Whitmer invited Marla Williams, who teaches special education at Detroit’s Davison Elementary School, to the speech. She praised her for “tireless” advocacy that includes visiting children when they’re sick and doing their laundry.

“That’s because she — like so many Michigan educators — knows teaching is more than a career. It’s a calling,” Whitmer said. “I want to send a message to all the devoted educators across Michigan: You’re not failing us. We have been failing you.”

Detroit teacher Marla Williams waves during Michigan Gov. Gretchen Whitmer’s State of the State address.

The only specific education policy proposals Whitmer offered in her speech involved helping high school graduates attain career certificates or college degrees.

She proposed a scholarship program called MI Opportunity Scholarship that would guarantee two years of debt-free community college to qualified high school graduates.

Whitmer said this would make Michigan the first midwestern state to guarantee community college to all residents, but the impact would be minimal in the 15 cities — including Detroit, Flint, Grand Rapids, and Kalamazoo — that already offer free community college through Promise scholarships.
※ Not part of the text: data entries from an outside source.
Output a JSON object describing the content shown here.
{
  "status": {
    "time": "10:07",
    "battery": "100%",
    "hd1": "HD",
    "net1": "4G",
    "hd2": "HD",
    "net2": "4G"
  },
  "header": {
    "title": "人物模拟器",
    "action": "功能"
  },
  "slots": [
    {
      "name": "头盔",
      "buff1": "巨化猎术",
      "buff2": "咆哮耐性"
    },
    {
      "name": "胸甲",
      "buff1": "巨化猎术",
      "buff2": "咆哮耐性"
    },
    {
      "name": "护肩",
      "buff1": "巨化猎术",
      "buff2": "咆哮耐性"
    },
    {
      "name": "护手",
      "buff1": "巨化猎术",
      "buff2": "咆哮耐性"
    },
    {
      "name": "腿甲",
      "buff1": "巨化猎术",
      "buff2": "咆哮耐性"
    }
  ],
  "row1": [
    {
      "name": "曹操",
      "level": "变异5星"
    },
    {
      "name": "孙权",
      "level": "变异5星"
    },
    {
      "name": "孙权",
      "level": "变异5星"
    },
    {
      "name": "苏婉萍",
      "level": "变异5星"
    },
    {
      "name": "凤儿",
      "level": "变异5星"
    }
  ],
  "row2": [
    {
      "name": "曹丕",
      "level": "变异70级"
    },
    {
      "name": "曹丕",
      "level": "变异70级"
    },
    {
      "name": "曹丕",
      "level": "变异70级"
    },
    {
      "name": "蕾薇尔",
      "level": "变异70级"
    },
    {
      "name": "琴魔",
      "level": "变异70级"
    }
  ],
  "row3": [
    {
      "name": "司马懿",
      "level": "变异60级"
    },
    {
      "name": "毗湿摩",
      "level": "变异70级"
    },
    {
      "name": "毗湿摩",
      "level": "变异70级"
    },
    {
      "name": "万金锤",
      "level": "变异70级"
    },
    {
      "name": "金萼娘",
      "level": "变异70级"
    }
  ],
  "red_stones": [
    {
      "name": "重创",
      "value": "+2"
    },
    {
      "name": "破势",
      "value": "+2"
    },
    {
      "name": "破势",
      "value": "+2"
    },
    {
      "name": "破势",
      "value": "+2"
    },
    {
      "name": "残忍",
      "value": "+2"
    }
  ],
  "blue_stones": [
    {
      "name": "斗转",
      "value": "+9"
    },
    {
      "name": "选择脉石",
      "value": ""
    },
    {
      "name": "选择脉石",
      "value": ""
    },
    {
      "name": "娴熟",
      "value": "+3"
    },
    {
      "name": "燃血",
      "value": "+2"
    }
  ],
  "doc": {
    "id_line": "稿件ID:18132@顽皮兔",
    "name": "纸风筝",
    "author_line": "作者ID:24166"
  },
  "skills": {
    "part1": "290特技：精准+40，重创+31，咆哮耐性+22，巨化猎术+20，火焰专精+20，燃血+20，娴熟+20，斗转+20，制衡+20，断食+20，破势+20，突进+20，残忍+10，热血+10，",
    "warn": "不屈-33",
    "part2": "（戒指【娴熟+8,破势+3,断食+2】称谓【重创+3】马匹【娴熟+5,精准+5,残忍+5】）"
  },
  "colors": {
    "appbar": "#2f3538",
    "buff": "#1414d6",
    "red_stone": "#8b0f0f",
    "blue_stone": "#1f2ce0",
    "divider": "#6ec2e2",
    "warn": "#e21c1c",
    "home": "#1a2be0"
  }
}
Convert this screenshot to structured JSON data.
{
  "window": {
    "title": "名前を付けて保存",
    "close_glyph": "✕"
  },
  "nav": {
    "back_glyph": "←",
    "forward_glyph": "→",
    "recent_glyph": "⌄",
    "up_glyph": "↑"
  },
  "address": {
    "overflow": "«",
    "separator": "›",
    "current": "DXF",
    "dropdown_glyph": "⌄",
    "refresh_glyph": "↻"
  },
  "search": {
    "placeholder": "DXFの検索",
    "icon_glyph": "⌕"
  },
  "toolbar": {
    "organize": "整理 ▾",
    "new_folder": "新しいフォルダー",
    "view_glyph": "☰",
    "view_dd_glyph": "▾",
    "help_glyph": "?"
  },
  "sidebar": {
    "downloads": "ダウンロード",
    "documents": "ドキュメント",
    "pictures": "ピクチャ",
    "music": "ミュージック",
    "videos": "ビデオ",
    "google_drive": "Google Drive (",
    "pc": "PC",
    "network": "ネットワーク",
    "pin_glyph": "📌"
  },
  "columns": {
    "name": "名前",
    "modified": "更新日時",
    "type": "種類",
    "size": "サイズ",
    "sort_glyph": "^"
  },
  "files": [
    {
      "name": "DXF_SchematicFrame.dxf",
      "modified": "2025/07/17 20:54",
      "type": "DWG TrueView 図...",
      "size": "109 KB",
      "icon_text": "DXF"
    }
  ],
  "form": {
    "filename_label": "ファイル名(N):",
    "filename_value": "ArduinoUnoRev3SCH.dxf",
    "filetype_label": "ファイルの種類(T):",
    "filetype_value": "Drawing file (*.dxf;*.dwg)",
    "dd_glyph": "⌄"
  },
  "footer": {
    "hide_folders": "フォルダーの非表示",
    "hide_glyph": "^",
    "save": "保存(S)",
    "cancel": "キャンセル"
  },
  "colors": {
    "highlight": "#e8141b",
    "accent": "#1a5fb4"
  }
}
Whitmer’s proposed scholarship would also provide two years of tuition assistance to students seeking four-year degrees at nonprofit colleges and universities. She said the option would be available to all Michigan students who graduate with a B average.

The Detroit Promise scholarship pays the four-year tuition for students who earn a 3.0 grade point average and score above a 21 on the ACT, or a 1060 on the SAT.

Whitmer’s scholarship proposal bears some similarities to a popular Michigan scholarship called the Michigan Merit Award that gave scholarships to students who earned high scores on a state exam. That program was cut from the state budget over a decade ago.